PSL straciło cierpliwość do TVP. Partia zwróciła się do prawników
Rzecznik prasowy Polskiego Stronnictwa Ludowego Jakub Stefaniak podkreślił, że partia została "zmuszona do podjęcia kroków prawnych w obronie swojego dobrego imienia". Wszystko przez program "Minęła Dwudziesta" TVP Info. "Padło szereg kłamliwych oszczerstw pod adresem PSL. (...) Całość przypomniała polityczny seans nienawiści" - zaznaczył polityk.
PSL wydało oświadczenie w sprawie poniedziałkowego programu TVP Info. "Wczoraj, 6 listopada 2017, w programie 'Minęła Dwudziesta' TVP INFO prowadzący oraz jego goście przekroczyli wszelkie granice manipulacji" - czytamy na stronie Polskiego Stronnictwa Ludowego. Do oświadczenia odsyła też na Twitterze rzecznik PSL. Podkreśla jednocześnie, że sprawa "oszczerstw TVP Info" jest "ważna".
Okazuje się, że PSL traktuje to bardzo poważnie, bo skierowało ją do analizy przez prawników. - Kolejny skandaliczny program na antenie kanału informacyjnego Telewizji Polskiej zmusza Polskie Stronnictwo Ludowe do podjęcia kroków prawnych w obronie dobrego imienia naszego Stronnictwa - podkreślił Stefaniak. Jak dodał, PSL będzie informował o następnych działaniach.
Dlaczego PSL reaguje?
Co tak bardzo zdenerwowało Polskie Stronnictwo Ludowe? Zdaniem rzecznika program był "zaprzeczeniem wszystkich wartości", którymi powinny kierować się media publiczne. Miał na myśli: „kierowanie się odpowiedzialnością za słowo”, „rzetelne ukazywanie całej różnorodności wydarzeń i zjawisk w kraju”, a także „sprzyjanie swobodnemu kształtowaniu się poglądów obywateli oraz formowaniu się opinii publicznej”.
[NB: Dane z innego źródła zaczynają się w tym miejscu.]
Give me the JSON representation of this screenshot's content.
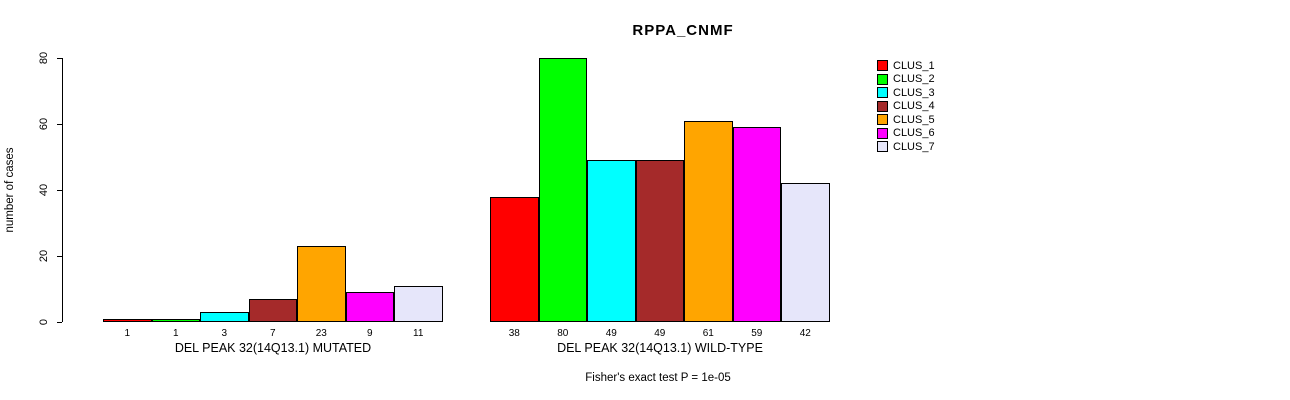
{
  "chart_data": {
    "type": "bar",
    "title": "RPPA_CNMF",
    "ylabel": "number of cases",
    "xlabel": "",
    "ylim": [
      0,
      80
    ],
    "yticks": [
      0,
      20,
      40,
      60,
      80
    ],
    "grid": false,
    "bar_border_color": "#000000",
    "series_colors": [
      "#FF0000",
      "#00FF00",
      "#00FFFF",
      "#A52A2A",
      "#FFA500",
      "#FF00FF",
      "#E6E6FA"
    ],
    "groups": [
      {
        "label": "DEL PEAK 32(14Q13.1) MUTATED",
        "values": [
          1,
          1,
          3,
          7,
          23,
          9,
          11
        ],
        "bar_value_labels": [
          "1",
          "1",
          "3",
          "7",
          "23",
          "9",
          "11"
        ]
      },
      {
        "label": "DEL PEAK 32(14Q13.1) WILD-TYPE",
        "values": [
          38,
          80,
          49,
          49,
          61,
          59,
          42
        ],
        "bar_value_labels": [
          "38",
          "80",
          "49",
          "49",
          "61",
          "59",
          "42"
        ]
      }
    ],
    "legend": {
      "position": "right",
      "entries": [
        {
          "label": "CLUS_1",
          "color": "#FF0000"
        },
        {
          "label": "CLUS_2",
          "color": "#00FF00"
        },
        {
          "label": "CLUS_3",
          "color": "#00FFFF"
        },
        {
          "label": "CLUS_4",
          "color": "#A52A2A"
        },
        {
          "label": "CLUS_5",
          "color": "#FFA500"
        },
        {
          "label": "CLUS_6",
          "color": "#FF00FF"
        },
        {
          "label": "CLUS_7",
          "color": "#E6E6FA"
        }
      ]
    },
    "caption": "Fisher's exact test P = 1e-05"
  }
}
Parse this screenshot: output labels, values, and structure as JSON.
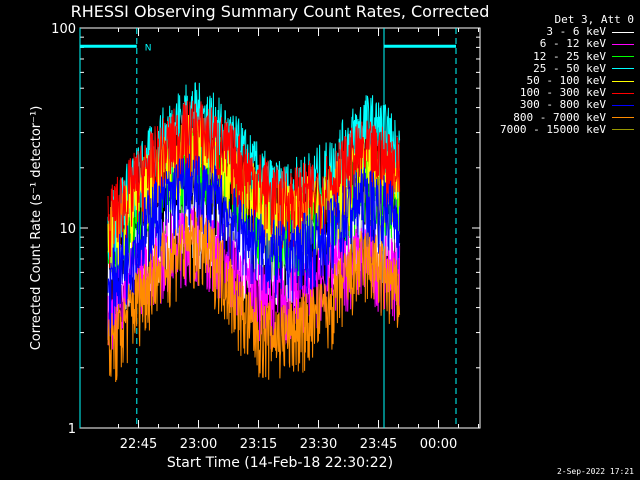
{
  "chart_data": {
    "type": "line",
    "title": "RHESSI Observing Summary Count Rates, Corrected",
    "xlabel": "Start Time (14-Feb-18 22:30:22)",
    "ylabel": "Corrected Count Rate (s⁻¹ detector⁻¹)",
    "y_scale": "log",
    "ylim": [
      1,
      100
    ],
    "y_ticks": [
      "1",
      "10",
      "100"
    ],
    "x_ticks": [
      "22:45",
      "23:00",
      "23:15",
      "23:30",
      "23:45",
      "00:00"
    ],
    "x_tick_minutes": [
      14.63,
      29.63,
      44.63,
      59.63,
      74.63,
      89.63
    ],
    "xlim_minutes": [
      0,
      100
    ],
    "legend_header": "Det 3, Att 0",
    "legend_position": "top-right",
    "series": [
      {
        "name": "3 - 6 keV",
        "color": "#ffffff",
        "x": [
          7,
          10,
          13,
          16,
          18.5,
          22,
          25,
          28,
          31,
          34,
          37,
          40,
          43,
          46,
          49,
          52,
          55,
          57.5,
          62,
          65,
          68,
          71,
          74,
          77,
          80
        ],
        "y": [
          5,
          6,
          7,
          8,
          9,
          10,
          11,
          11.5,
          11,
          10,
          9,
          8,
          7.5,
          7,
          7,
          7,
          7.5,
          8,
          8.5,
          9,
          10,
          11,
          10,
          9,
          8
        ]
      },
      {
        "name": "6 - 12 keV",
        "color": "#ff00ff",
        "x": [
          7,
          10,
          13,
          16,
          18.5,
          22,
          25,
          28,
          31,
          34,
          37,
          40,
          43,
          46,
          49,
          52,
          55,
          57.5,
          62,
          65,
          68,
          71,
          74,
          77,
          80
        ],
        "y": [
          4,
          5,
          6,
          6.5,
          7,
          8,
          9,
          9.5,
          9,
          8,
          7,
          6,
          5,
          4.5,
          4.5,
          4.5,
          5,
          5.5,
          6,
          6.5,
          7,
          7.5,
          7,
          6.5,
          6
        ]
      },
      {
        "name": "12 - 25 keV",
        "color": "#00ff00",
        "x": [
          7,
          10,
          13,
          16,
          18.5,
          22,
          25,
          28,
          31,
          34,
          37,
          40,
          43,
          46,
          49,
          52,
          55,
          57.5,
          62,
          65,
          68,
          71,
          74,
          77,
          80
        ],
        "y": [
          8,
          10,
          12,
          14,
          16,
          19,
          21,
          22,
          21,
          19,
          17,
          15,
          13,
          11,
          10,
          10,
          10.5,
          11,
          12,
          14,
          16,
          18,
          17,
          16,
          15
        ]
      },
      {
        "name": "25 - 50 keV",
        "color": "#00ffff",
        "x": [
          7,
          10,
          13,
          16,
          18.5,
          22,
          25,
          28,
          31,
          34,
          37,
          40,
          43,
          46,
          49,
          52,
          55,
          57.5,
          62,
          65,
          68,
          71,
          74,
          77,
          80
        ],
        "y": [
          10,
          13,
          16,
          20,
          24,
          30,
          35,
          38,
          36,
          32,
          28,
          24,
          20,
          17,
          15,
          15,
          16,
          17,
          19,
          23,
          28,
          33,
          32,
          28,
          24
        ]
      },
      {
        "name": "50 - 100 keV",
        "color": "#ffff00",
        "x": [
          7,
          10,
          13,
          16,
          18.5,
          22,
          25,
          28,
          31,
          34,
          37,
          40,
          43,
          46,
          49,
          52,
          55,
          57.5,
          62,
          65,
          68,
          71,
          74,
          77,
          80
        ],
        "y": [
          9,
          11,
          13,
          16,
          18,
          22,
          25,
          26,
          25,
          22,
          19,
          17,
          15,
          13,
          12,
          12,
          12.5,
          13,
          14,
          16,
          18,
          20,
          19,
          18,
          16
        ]
      },
      {
        "name": "100 - 300 keV",
        "color": "#ff0000",
        "x": [
          7,
          10,
          13,
          16,
          18.5,
          22,
          25,
          28,
          31,
          34,
          37,
          40,
          43,
          46,
          49,
          52,
          55,
          57.5,
          62,
          65,
          68,
          71,
          74,
          77,
          80
        ],
        "y": [
          11,
          13,
          16,
          19,
          22,
          26,
          29,
          31,
          30,
          27,
          24,
          21,
          18,
          16,
          14,
          14,
          14.5,
          15,
          17,
          19,
          22,
          24,
          23,
          22,
          20
        ]
      },
      {
        "name": "300 - 800 keV",
        "color": "#0000ff",
        "x": [
          7,
          10,
          13,
          16,
          18.5,
          22,
          25,
          28,
          31,
          34,
          37,
          40,
          43,
          46,
          49,
          52,
          55,
          57.5,
          62,
          65,
          68,
          71,
          74,
          77,
          80
        ],
        "y": [
          5,
          6.5,
          8,
          10,
          12,
          14,
          16,
          16.5,
          15.5,
          14,
          12,
          10,
          9,
          8,
          7.5,
          7.5,
          8,
          8.5,
          9.5,
          11,
          13,
          14,
          13.5,
          12.5,
          11
        ]
      },
      {
        "name": "800 - 7000 keV",
        "color": "#ff8c00",
        "x": [
          7,
          10,
          13,
          16,
          18.5,
          22,
          25,
          28,
          31,
          34,
          37,
          40,
          43,
          46,
          49,
          52,
          55,
          57.5,
          62,
          65,
          68,
          71,
          74,
          77,
          80
        ],
        "y": [
          2.5,
          3,
          4,
          5,
          6,
          7,
          8,
          8.5,
          8,
          7,
          5.5,
          4,
          3.2,
          3,
          3,
          3,
          3.2,
          3.5,
          4,
          5,
          6,
          7,
          6.5,
          5.5,
          4.5
        ]
      },
      {
        "name": "7000 - 15000 keV",
        "color": "#999900",
        "x": [],
        "y": []
      }
    ],
    "attenuator_bars": [
      {
        "x_start": 0,
        "x_end": 14.2,
        "y": 81,
        "label": "N"
      },
      {
        "x_start": 76,
        "x_end": 94,
        "y": 81,
        "label": ""
      }
    ],
    "vertical_markers": [
      {
        "x": 0,
        "style": "solid"
      },
      {
        "x": 14.2,
        "style": "dashed"
      },
      {
        "x": 76,
        "style": "solid"
      },
      {
        "x": 94,
        "style": "dashed"
      }
    ]
  },
  "footer_date": "2-Sep-2022 17:21"
}
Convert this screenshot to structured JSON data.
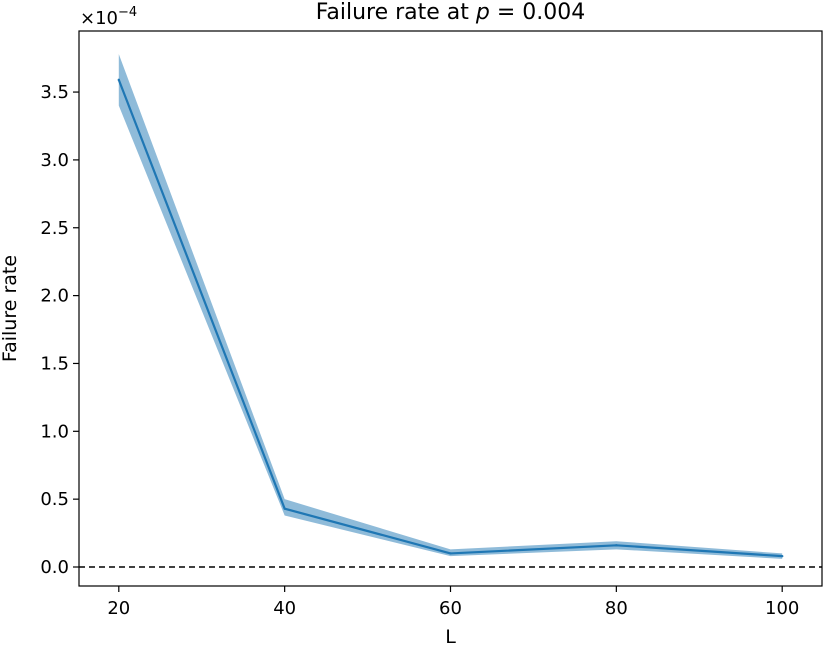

To nie wszystko. Stefaniak w imieniu PSL zarzuca TVP, że nie tylko zaprezentowała kłamstwa, ale też nie pozwoliła się do nich odnieść żadnemu przedstawicielowi Polskiego Stronnictwa Ludowego.
"Kategorycznie sprzeciwiamy się takim praktykom, szczególnie w mediach publicznych, które mają wyjątkowe zobowiązania wobec wszystkich Polaków" - podsumował rzecznik PSL.